Five Provocations (Not a Framework, Promise)
Build something uselessly beautiful. Artists understood centuries ago that frivolity is R&D for the soul. Train a model solely to generate fictitious taxonomies of clouds. Watch your strategic imagination enlarge.
Hold a Bias Funeral. Schedule a meeting whose sole purpose is to retire one well‑worn bias anecdote (“the Amazon résumé filter!”) and replace it with a fresher, more context‑specific example drawn from your own data.
Run a One‑Day Hermitage. Disconnect all feeds, lock yourself with the latest model and pursue a single problem to exhaustion. Observe how quickly the absence of social discourse alters the shape of your inquiry.
License your thinking. Offer a limited‑scope dataset of your notes, essays, or podcast transcripts for yourself or others to fine‑tune. Monitor what emergent insights come back. Think of it as intellectual composting.
Audit for questions asked. Instead of tracking KPIs on answers delivered, measure the novelty and range of questions your team poses to the system each quarter.
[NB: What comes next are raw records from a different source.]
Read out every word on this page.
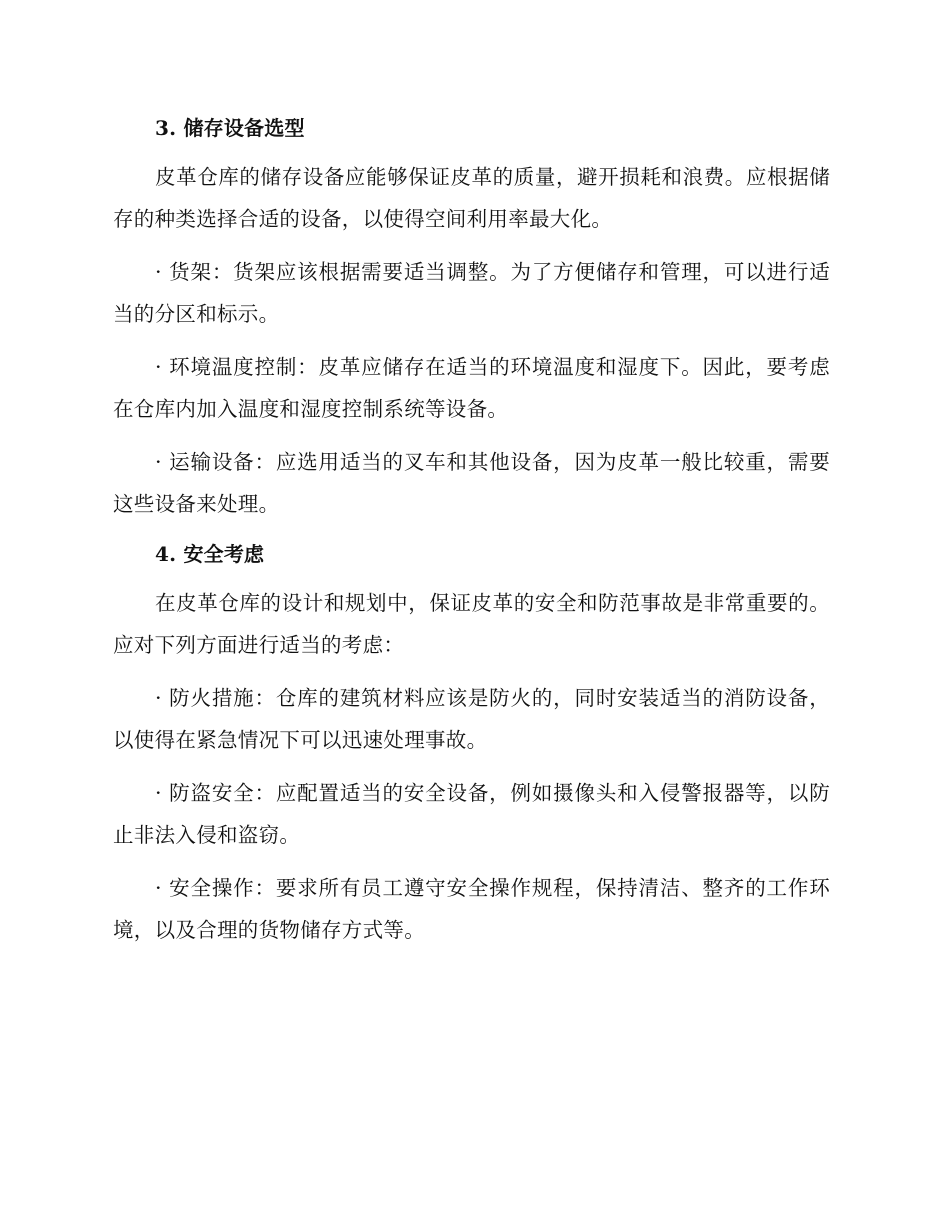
3. 储存设备选型

皮革仓库的储存设备应能够保证皮革的质量，避开损耗和浪费。应根据储存的种类选择合适的设备，以使得空间利用率最大化。

· 货架：货架应该根据需要适当调整。为了方便储存和管理，可以进行适当的分区和标示。

· 环境温度控制：皮革应储存在适当的环境温度和湿度下。因此，要考虑在仓库内加入温度和湿度控制系统等设备。

· 运输设备：应选用适当的叉车和其他设备，因为皮革一般比较重，需要这些设备来处理。

4. 安全考虑

在皮革仓库的设计和规划中，保证皮革的安全和防范事故是非常重要的。应对下列方面进行适当的考虑：

· 防火措施：仓库的建筑材料应该是防火的，同时安装适当的消防设备，以使得在紧急情况下可以迅速处理事故。

· 防盗安全：应配置适当的安全设备，例如摄像头和入侵警报器等，以防止非法入侵和盗窃。

· 安全操作：要求所有员工遵守安全操作规程，保持清洁、整齐的工作环境，以及合理的货物储存方式等。
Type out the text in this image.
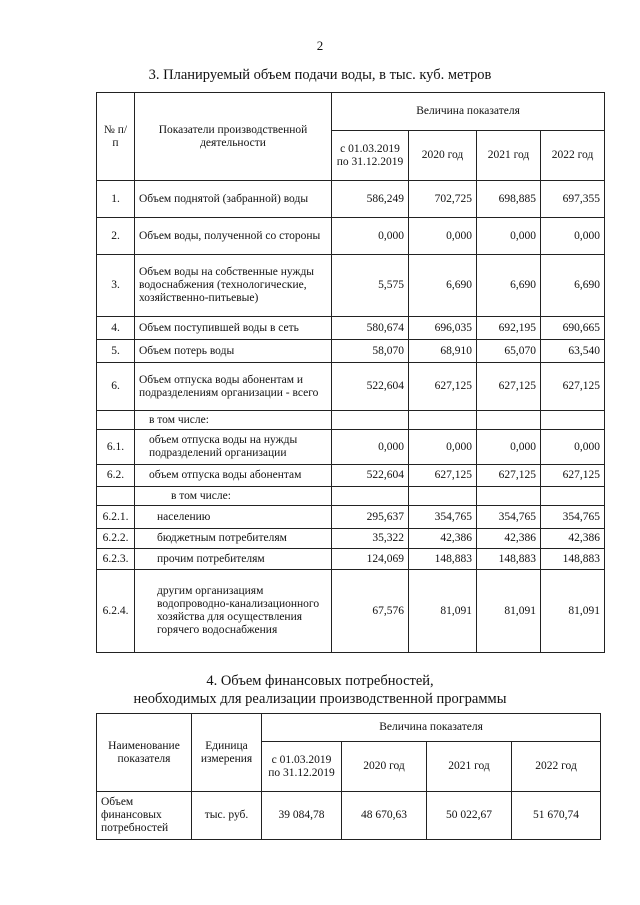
2
3. Планируемый объем подачи воды, в тыс. куб. метров
№ п/п	Показатели производственной деятельности	Величина показателя			
		с 01.03.2019 по 31.12.2019	2020 год	2021 год	2022 год
1.	Объем поднятой (забранной) воды	586,249	702,725	698,885	697,355
2.	Объем воды, полученной со стороны	0,000	0,000	0,000	0,000
3.	Объем воды на собственные нужды водоснабжения (технологические, хозяйственно-питьевые)	5,575	6,690	6,690	6,690
4.	Объем поступившей воды в сеть	580,674	696,035	692,195	690,665
5.	Объем потерь воды	58,070	68,910	65,070	63,540
6.	Объем отпуска воды абонентам и подразделениям организации - всего	522,604	627,125	627,125	627,125
	в том числе:				
6.1.	объем отпуска воды на нужды подразделений организации	0,000	0,000	0,000	0,000
6.2.	объем отпуска воды абонентам	522,604	627,125	627,125	627,125
	в том числе:				
6.2.1.	населению	295,637	354,765	354,765	354,765
6.2.2.	бюджетным потребителям	35,322	42,386	42,386	42,386
6.2.3.	прочим потребителям	124,069	148,883	148,883	148,883
6.2.4.	другим организациям водопроводно-канализационного хозяйства для осуществления горячего водоснабжения	67,576	81,091	81,091	81,091
4. Объем финансовых потребностей,
необходимых для реализации производственной программы
Наименование показателя	Единица измерения	Величина показателя			
		с 01.03.2019 по 31.12.2019	2020 год	2021 год	2022 год
Объем финансовых потребностей	тыс. руб.	39 084,78	48 670,63	50 022,67	51 670,74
Reward breadth, not just throughput.
Boredom Is a Governance Choice
Electricity did not change the world because people wrote thought‑pieces about electricity. It changed the world because individuals wired strange new devices into dark corners and refused to be bored by their potential.
We sit at an analogous threshold. If our discourse feels tedious, it is because we have chosen safety, familiarity and algorithmic applause over exploration. The models are not the culprits; they mirror the conservatism of their operators.
So let us retire the Groundhog Day carousel. Brake the dopamine scroll. Open the possibility space like a field guide and wander beyond the well‑trodden trails.
When future historians examine the Anthropocene code‑base, may they note that in the mid‑2020s humankind finally lost patience with its own clichés and got wonderfully, dangerously interesting again.
See you off the feed.
Thank goodness I’m not driven by the pursuit of audience. You either value what I write, or not.